Lipofectamine Kinetic Studies
HEK-293-T G8G8 cells were seeded in a 96 well plate and treated with 0.5% v/v Lipofectamine 2000 in serum free DMEM at 2, 8, or 24 hours before reading. After the specified amount of time, the media was replaced with luciferin-containing media and luminescence was measured on the IVIS.
PPAA Kinetic Studies
HEK-293-T G8G8 cells were seeded in a 96 well plate and treated with a 2-fold dilution series of PPAA in serum-free DMEM starting with 625 ug/mL. The PPAA treatment was left on the cells for 15, 30, 60, or 120 minutes, after which the media was replaced with luciferin-containing media and luminescence was measured on the IVIS.
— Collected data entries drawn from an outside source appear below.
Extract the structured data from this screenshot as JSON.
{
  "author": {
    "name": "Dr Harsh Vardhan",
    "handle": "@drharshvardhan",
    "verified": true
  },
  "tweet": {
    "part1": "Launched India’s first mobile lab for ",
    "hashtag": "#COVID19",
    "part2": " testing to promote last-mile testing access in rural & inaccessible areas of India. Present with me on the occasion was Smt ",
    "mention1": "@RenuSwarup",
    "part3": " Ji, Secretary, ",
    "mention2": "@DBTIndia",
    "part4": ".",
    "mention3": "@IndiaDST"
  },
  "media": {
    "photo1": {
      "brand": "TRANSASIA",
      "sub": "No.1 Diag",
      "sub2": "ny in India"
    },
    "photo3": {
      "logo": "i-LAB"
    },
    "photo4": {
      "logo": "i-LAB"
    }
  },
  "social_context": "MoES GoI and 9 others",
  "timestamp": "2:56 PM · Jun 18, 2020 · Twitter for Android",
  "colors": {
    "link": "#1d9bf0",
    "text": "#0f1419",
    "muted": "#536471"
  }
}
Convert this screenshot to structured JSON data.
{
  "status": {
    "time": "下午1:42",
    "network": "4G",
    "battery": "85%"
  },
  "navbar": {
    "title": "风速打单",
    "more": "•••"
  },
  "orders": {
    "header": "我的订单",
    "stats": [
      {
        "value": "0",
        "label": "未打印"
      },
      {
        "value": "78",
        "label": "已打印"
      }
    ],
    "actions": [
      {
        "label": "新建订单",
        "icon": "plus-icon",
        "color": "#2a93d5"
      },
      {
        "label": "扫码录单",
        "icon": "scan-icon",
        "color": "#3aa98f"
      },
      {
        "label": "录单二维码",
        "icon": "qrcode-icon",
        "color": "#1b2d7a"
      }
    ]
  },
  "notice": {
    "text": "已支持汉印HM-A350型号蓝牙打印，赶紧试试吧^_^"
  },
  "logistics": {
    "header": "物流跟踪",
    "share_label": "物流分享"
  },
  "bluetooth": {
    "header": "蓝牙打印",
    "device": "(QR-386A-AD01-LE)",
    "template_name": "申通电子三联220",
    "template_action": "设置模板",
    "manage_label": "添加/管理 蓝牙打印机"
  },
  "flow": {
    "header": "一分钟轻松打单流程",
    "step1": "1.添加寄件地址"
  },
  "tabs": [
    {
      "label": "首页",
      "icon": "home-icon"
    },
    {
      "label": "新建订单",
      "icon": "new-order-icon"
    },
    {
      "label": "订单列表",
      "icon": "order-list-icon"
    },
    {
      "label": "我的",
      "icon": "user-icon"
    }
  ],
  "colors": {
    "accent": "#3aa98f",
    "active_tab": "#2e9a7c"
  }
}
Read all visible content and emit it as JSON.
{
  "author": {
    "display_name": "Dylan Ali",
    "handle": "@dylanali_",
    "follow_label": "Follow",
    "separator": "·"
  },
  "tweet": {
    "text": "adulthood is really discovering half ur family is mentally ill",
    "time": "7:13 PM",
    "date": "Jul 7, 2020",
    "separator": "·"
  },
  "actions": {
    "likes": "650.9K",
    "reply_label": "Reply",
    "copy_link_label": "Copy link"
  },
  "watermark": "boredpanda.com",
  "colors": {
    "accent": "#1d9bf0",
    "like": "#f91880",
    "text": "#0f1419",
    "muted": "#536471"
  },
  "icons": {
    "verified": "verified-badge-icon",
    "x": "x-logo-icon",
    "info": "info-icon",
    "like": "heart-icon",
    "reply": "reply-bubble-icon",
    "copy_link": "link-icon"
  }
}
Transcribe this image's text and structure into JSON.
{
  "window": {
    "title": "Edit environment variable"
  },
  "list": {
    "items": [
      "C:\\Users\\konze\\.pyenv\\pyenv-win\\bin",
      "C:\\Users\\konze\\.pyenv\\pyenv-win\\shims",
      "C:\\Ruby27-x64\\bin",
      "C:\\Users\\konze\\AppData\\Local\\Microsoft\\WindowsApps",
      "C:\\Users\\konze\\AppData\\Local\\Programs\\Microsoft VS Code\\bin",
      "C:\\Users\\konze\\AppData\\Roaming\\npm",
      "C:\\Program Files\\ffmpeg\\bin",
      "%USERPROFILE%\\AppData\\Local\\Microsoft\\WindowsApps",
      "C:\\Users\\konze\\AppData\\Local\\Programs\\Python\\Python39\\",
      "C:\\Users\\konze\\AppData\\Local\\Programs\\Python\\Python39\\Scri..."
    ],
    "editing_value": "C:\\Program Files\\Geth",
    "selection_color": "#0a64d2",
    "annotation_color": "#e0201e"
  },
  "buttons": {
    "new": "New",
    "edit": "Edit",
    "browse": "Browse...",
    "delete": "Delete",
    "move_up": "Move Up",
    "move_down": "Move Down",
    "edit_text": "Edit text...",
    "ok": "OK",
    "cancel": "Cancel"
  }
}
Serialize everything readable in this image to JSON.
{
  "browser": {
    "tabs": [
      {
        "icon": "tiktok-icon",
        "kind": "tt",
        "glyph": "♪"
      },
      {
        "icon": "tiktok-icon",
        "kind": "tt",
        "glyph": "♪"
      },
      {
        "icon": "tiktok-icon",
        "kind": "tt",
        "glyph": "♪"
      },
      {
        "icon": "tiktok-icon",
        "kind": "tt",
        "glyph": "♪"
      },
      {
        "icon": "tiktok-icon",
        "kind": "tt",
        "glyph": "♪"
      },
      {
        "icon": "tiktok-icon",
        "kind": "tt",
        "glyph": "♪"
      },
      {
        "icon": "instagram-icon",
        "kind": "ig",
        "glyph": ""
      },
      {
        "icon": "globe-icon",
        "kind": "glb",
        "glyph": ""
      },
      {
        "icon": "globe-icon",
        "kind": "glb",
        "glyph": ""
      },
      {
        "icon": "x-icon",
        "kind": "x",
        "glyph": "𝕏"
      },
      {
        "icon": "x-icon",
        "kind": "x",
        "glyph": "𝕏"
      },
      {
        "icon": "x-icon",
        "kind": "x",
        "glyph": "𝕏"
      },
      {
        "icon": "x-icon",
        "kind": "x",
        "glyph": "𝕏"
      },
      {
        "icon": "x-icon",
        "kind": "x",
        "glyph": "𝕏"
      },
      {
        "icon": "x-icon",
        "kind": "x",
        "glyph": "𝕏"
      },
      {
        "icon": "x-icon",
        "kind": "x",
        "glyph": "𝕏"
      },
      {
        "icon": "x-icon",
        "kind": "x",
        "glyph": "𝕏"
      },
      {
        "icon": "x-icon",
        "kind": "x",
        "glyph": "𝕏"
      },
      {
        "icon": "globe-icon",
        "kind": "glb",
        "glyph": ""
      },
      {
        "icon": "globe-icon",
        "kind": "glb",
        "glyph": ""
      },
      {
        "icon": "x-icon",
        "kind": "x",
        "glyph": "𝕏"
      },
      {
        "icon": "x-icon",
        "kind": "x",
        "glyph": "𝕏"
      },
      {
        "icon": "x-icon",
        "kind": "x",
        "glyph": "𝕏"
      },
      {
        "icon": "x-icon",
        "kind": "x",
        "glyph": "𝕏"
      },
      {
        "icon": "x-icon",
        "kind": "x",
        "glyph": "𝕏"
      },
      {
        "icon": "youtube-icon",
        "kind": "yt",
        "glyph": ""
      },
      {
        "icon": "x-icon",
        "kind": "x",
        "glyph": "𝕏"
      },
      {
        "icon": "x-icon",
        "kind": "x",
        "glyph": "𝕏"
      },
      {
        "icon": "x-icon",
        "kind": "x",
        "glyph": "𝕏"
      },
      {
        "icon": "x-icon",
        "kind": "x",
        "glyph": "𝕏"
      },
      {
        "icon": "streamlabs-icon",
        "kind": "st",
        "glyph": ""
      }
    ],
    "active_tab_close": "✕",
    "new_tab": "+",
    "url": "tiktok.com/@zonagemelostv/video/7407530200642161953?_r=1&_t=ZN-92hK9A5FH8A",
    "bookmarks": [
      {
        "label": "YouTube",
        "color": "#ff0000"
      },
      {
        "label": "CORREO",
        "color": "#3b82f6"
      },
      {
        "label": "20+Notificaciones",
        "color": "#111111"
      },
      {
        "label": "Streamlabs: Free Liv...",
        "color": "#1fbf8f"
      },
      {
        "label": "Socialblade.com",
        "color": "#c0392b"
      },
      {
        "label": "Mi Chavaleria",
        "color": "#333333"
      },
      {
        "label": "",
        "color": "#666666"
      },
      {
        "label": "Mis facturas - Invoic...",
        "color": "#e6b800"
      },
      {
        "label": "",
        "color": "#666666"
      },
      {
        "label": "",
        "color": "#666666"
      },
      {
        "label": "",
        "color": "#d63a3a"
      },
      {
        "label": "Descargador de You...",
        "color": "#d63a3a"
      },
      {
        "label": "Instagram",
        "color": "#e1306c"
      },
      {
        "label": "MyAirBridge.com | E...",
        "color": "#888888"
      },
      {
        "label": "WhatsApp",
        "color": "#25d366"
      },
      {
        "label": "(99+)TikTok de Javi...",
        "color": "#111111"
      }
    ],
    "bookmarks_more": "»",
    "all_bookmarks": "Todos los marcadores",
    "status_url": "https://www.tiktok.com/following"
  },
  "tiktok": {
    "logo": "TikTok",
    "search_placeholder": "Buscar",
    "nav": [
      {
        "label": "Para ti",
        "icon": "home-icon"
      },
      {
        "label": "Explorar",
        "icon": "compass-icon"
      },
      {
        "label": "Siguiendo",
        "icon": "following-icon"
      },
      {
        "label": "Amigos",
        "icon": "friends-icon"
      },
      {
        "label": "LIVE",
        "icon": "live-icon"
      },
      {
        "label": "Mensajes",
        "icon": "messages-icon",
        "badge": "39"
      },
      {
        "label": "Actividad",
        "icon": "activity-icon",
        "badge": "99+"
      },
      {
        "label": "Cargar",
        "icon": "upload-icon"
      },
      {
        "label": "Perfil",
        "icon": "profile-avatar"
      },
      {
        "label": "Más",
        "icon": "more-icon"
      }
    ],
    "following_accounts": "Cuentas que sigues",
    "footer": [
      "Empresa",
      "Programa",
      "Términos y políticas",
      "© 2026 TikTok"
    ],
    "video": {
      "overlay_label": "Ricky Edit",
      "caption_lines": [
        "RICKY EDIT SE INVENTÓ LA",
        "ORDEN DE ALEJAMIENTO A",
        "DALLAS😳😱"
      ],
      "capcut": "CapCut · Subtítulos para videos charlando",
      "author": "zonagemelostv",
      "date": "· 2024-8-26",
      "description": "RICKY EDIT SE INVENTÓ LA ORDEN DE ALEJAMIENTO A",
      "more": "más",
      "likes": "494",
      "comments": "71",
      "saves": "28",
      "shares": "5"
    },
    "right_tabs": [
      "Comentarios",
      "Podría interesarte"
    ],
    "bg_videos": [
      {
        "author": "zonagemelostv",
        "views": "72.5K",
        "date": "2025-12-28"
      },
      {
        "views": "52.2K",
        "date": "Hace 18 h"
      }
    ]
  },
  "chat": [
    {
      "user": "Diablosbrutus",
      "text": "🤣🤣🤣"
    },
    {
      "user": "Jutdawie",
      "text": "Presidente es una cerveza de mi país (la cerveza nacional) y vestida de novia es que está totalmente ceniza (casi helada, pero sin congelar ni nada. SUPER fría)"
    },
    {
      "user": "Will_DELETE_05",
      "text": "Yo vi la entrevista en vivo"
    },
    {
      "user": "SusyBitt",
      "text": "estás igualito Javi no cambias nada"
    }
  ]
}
Data Processing and Statistical Methods
Plots, regressions, and statistics were generated using Prism GraphPad 8. For the G8C2, G8G8, and Gal8-YFP systems, PPAA versus vehicle dose response curves were analyzed using ordinary two-way ANOVA with the following settings: no sample matching, column factor of putative endosome disrupting agent versus buffer, row factor of dose, with post-hoc testing to compare dose matched response of agent versus buffer. Sidak’s multiple comparison correction was used to calculate a multiplicity adjusted P value. The family-wise significance and confidence rate was set to 0.05, or a 95% confidence interval. For figure S5, ordinary linear regression was performed. For figure S9, ordinary one-way ANOVA was performed with multiple comparisons testing against control. Throughout the manuscript, asterisks are used per the GraphPad Prism style: * for p < 0.05, ** for p < 0.01, *** for p < 0.001, and **** for p < 0.0001.
Material Availability
Plasmids encoding the G8C2 (plasmid ID 128387) and G8G8 (plasmid ID 128386) systems are available from AddGene.com to nonprofit users. For requests of cell lines, please contact the corresponding author.
Supporting Information
Supporting information in the form of several additional figures and supplementary statistics are available for free in the supporting information online at the publisher’s website.
Acknowledgements
This work was supported by the United States National Institutes of Health grants R01HL122347, R01EB019409, and R01CA224241 to CLD.